Le détournement de sources préexistantes dans la production artistique est une pratique courante à l'ère de la reproduction numérique mais aussi une tradition avant-gardiste. Ces emprunts visent souvent à dépasser le matériau d'origine en lui conférant une nouvelle dimension, en donnant une seconde vie aux images. Ainsi Johann Lurf, avec TWELVE TALES TOLD, se joue des logos animés de douze sociétés de production cinématographique, les hachant et les entrelaçant en un générique total. La domination planétaire de la culture par le consortium des grands groupes nord-américains s’amalgame alors en une seule hyper-enseigne qui a pour nom : Hollywood.
Dans un esprit voisin, Volker Schreiner, avec HOLLYWOOD MOVIE, réunit un casting à faire pâlir tout producteur grâce à un montage virtuose. « Vous pouvez rendre n’importe quel film hollywoodien intéressant, si vous coupez le film plusieurs fois, si vous le remontez dans un autre ordre, si vous rallumez la lumière dans la salle et la radio en fond sonore. Vous pouvez aussi faire une projection sans film afin de contempler la poussière dans le faisceau de lumière », suggère l’artiste coréen Nam June Paik dans son texte « Film scenario », source d’inspiration de cette magistrale et drolatique leçon de cinéma expérimental.
Pour sa part, Emmanuel Piton a rassemblé l'ensemble de ses films Super 8 pour ne conserver que les images de fin de bobines. Sur la pellicule est gravé le mot « Exposed », un élément habituellement coupé au montage mais qui devient ici la matière première d’un collage de souvenirs épars. En double écran, défilent visages et paysages furtifs, en un dernier clin d’œil.
Grayson Cooke, AFTER | IMAGE
Et Grayson Cooke, remettant la main sur de vieilles archives photographiques personnelles et s’interrogeant sur notre obsession d’accumulation d’images et de mémoires stockées et souvent oubliées dans d’éphémères disques durs, procède à une ultime expérience en ayant recours à une série d'acides, de composés chimiques et d'agents oxydants sur ses propres négatifs et tirages argentiques : les images se tordent et se dissolvent sous nos yeux en d’étranges précipités.
A l’inverse de cette démarche de récupération qui s’apparente à du cinema povera, le réalisateur de documentaires Eric M. Nilsson s’est vu attribuer une confortable subvention du Swedish Film Institute dans le cadre du projet « Sverige 80 », censé soutenir la création de courts métrages de qualité. Il a donc pu disposer sans contrainte de matériel et de pellicule, lui donnant l’occasion de juxtaposer avec un humour provocateur une série d'images fixes et animées afin d’interroger, en voix-off, le processus même du tournage et la notion très subjective de « qualité » d’un film réalisé grâce à l’argent public.

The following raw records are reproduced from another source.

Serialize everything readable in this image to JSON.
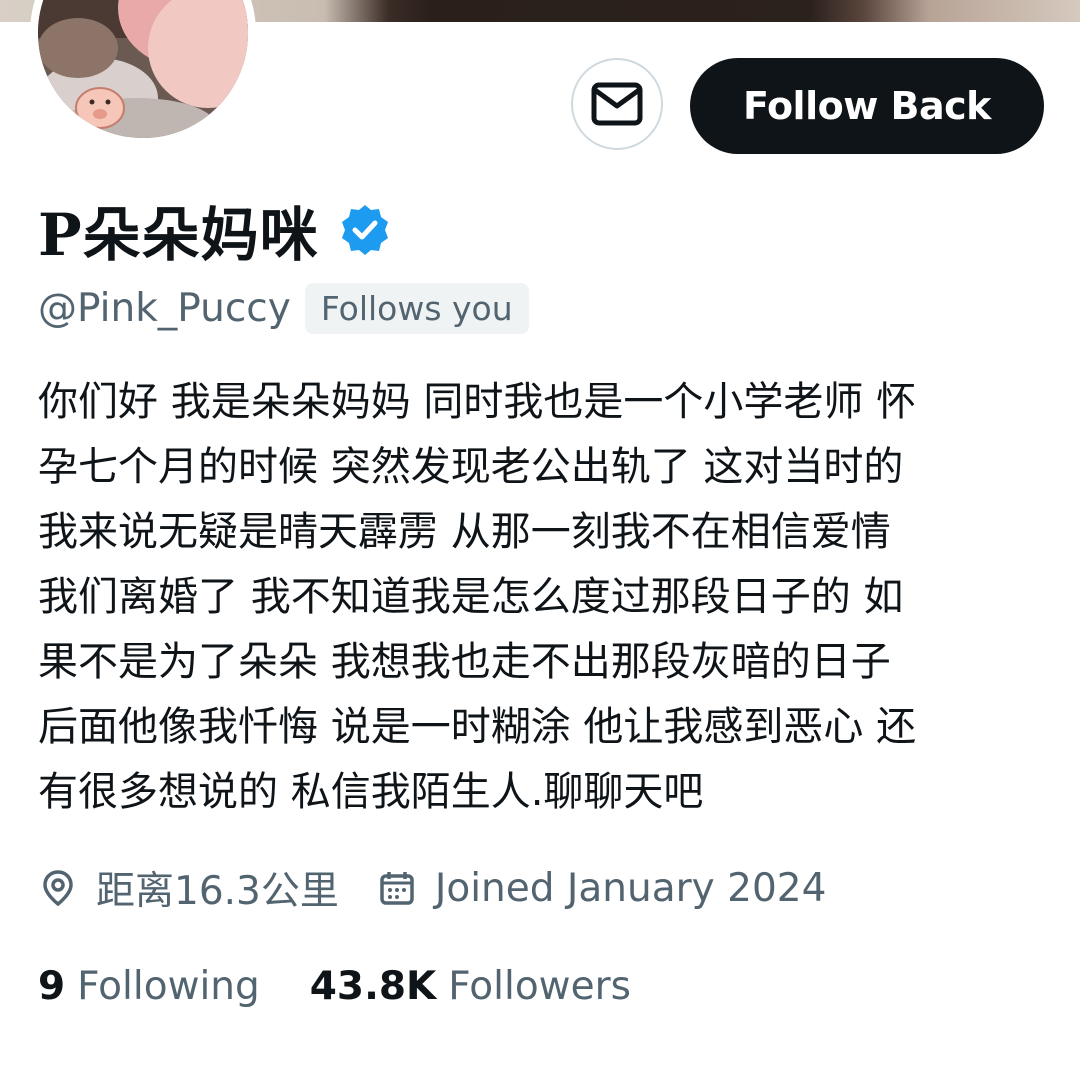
{
  "profile": {
    "display_name": "P朵朵妈咪",
    "handle": "@Pink_Puccy",
    "follows_you": "Follows you",
    "bio": "你们好 我是朵朵妈妈 同时我也是一个小学老师 怀\n孕七个月的时候 突然发现老公出轨了 这对当时的\n我来说无疑是晴天霹雳 从那一刻我不在相信爱情\n我们离婚了 我不知道我是怎么度过那段日子的 如\n果不是为了朵朵 我想我也走不出那段灰暗的日子\n后面他像我忏悔 说是一时糊涂 他让我感到恶心 还\n有很多想说的 私信我陌生人.聊聊天吧",
    "location": "距离16.3公里",
    "joined": "Joined January 2024",
    "verified": true
  },
  "actions": {
    "follow_label": "Follow Back",
    "message_icon": "envelope-icon"
  },
  "stats": {
    "following_count": "9",
    "following_label": "Following",
    "followers_count": "43.8K",
    "followers_label": "Followers"
  },
  "icons": {
    "location": "location-pin-icon",
    "calendar": "calendar-icon",
    "verified": "verified-badge-icon"
  },
  "colors": {
    "text_primary": "#0f1419",
    "text_secondary": "#536471",
    "verified_blue": "#1d9bf0",
    "button_dark": "#0f1419",
    "pill_bg": "#eff3f4"
  }
}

Enfin, Morgan Fisher, qui fut monteur dans les années 70 chez Roger Corman pour des productions à petit budget, nous raconte des histoires captivantes de films. Non pas à propos de leur contenu mais de leur aspect physique, en tant qu’objets : amorces opérateur, photogrammes choisis, images trouvées, éléments de tirage en Technicolor… Ces fragments issus des poubelles de l’industrie cinématographique nous rappellent la matérialité subtile de ce support disparu qu’est la pellicule 35mm, supplantée par le numérique.
Au programme :
— TWELVE TALES TOLD Johann Lurf (Autriche / 2014 / couleur / 4 mn.)

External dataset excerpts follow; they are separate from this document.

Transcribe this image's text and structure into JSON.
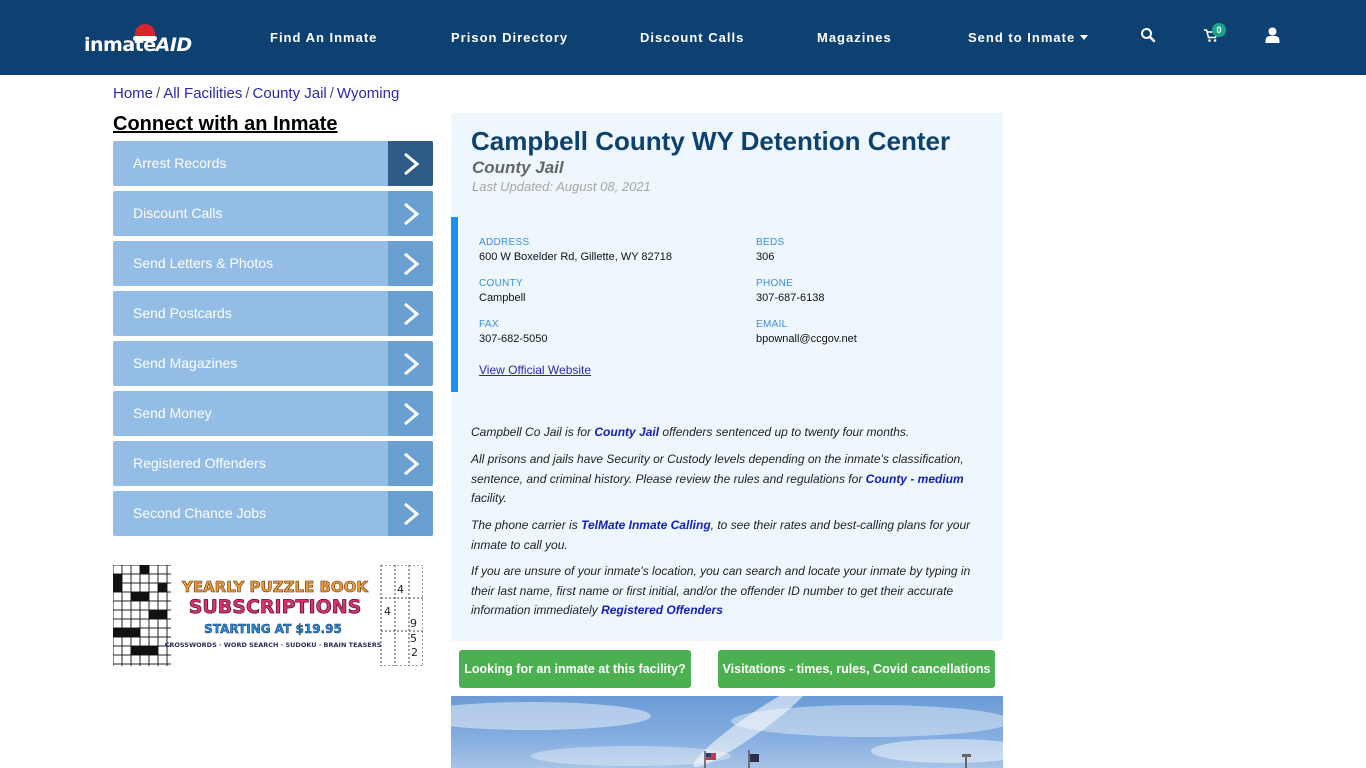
{
  "header": {
    "logo_text": "inmate",
    "logo_text_accent": "AID",
    "nav": [
      {
        "label": "Find An Inmate"
      },
      {
        "label": "Prison Directory"
      },
      {
        "label": "Discount Calls"
      },
      {
        "label": "Magazines"
      },
      {
        "label": "Send to Inmate",
        "has_dropdown": true
      }
    ],
    "icons": [
      "search-icon",
      "cart-icon",
      "user-icon"
    ],
    "cart_count": "0"
  },
  "breadcrumb": [
    {
      "label": "Home"
    },
    {
      "label": "All Facilities"
    },
    {
      "label": "County Jail"
    },
    {
      "label": "Wyoming"
    }
  ],
  "sidebar": {
    "title": "Connect with an Inmate",
    "items": [
      {
        "label": "Arrest Records",
        "active": true
      },
      {
        "label": "Discount Calls"
      },
      {
        "label": "Send Letters & Photos"
      },
      {
        "label": "Send Postcards"
      },
      {
        "label": "Send Magazines"
      },
      {
        "label": "Send Money"
      },
      {
        "label": "Registered Offenders"
      },
      {
        "label": "Second Chance Jobs"
      }
    ],
    "ad": {
      "line1": "YEARLY PUZZLE BOOK",
      "line2": "SUBSCRIPTIONS",
      "line3": "STARTING AT $19.95",
      "line4": "CROSSWORDS · WORD SEARCH · SUDOKU · BRAIN TEASERS"
    }
  },
  "facility": {
    "name": "Campbell County WY Detention Center",
    "type": "County Jail",
    "last_updated": "Last Updated: August 08, 2021",
    "fields": {
      "address": {
        "label": "ADDRESS",
        "value": "600 W Boxelder Rd, Gillette, WY 82718"
      },
      "beds": {
        "label": "BEDS",
        "value": "306"
      },
      "county": {
        "label": "COUNTY",
        "value": "Campbell"
      },
      "phone": {
        "label": "PHONE",
        "value": "307-687-6138"
      },
      "fax": {
        "label": "FAX",
        "value": "307-682-5050"
      },
      "email": {
        "label": "EMAIL",
        "value": "bpownall@ccgov.net"
      }
    },
    "website_link": "View Official Website",
    "description": {
      "p1_a": "Campbell Co Jail is for ",
      "p1_link": "County Jail",
      "p1_b": " offenders sentenced up to twenty four months.",
      "p2_a": "All prisons and jails have Security or Custody levels depending on the inmate's classification, sentence, and criminal history. Please review the rules and regulations for ",
      "p2_link": "County - medium",
      "p2_b": " facility.",
      "p3_a": "The phone carrier is ",
      "p3_link": "TelMate Inmate Calling",
      "p3_b": ", to see their rates and best-calling plans for your inmate to call you.",
      "p4_a": "If you are unsure of your inmate's location, you can search and locate your inmate by typing in their last name, first name or first initial, and/or the offender ID number to get their accurate information immediately ",
      "p4_link": "Registered Offenders"
    },
    "buttons": {
      "find_inmate": "Looking for an inmate at this facility?",
      "visitations": "Visitations - times, rules, Covid cancellations"
    }
  },
  "colors": {
    "header_bg": "#0d4171",
    "title": "#0f416e",
    "sidebar_item": "#94bde6",
    "sidebar_arrow": "#6a9fd2",
    "sidebar_arrow_active": "#2f5b88",
    "accent_bar": "#1b8ff3",
    "button_green": "#4caf50",
    "link": "#1220b5"
  }
}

— BRUTAL de Eric M. Nilsson (Suède / 1980 / couleur / 7 mn. / VOSTFR)
— AFTER | IMAGE de Grayson Cooke (Australie / 2020 / couleur / 10 mn. 40)
— HOLLYWOOD MOVIE de Volker Schreiner (Allemagne / 2012 / couleur / 7 mn.)
— EXPOSED d'Emmanuel Piton (France / 2017 / couleur + n&b / 6 mn. 40)
— STANDARD GAUGE de Morgan Fisher (USA / 1984 / 35 mn. / VOSTFR)
Emmanuel Piton, EXPOSED
* Le titre LE CINÉMA, AUTREMENT est emprunté à l'ouvrage de référence du regretté Dominique Noguez.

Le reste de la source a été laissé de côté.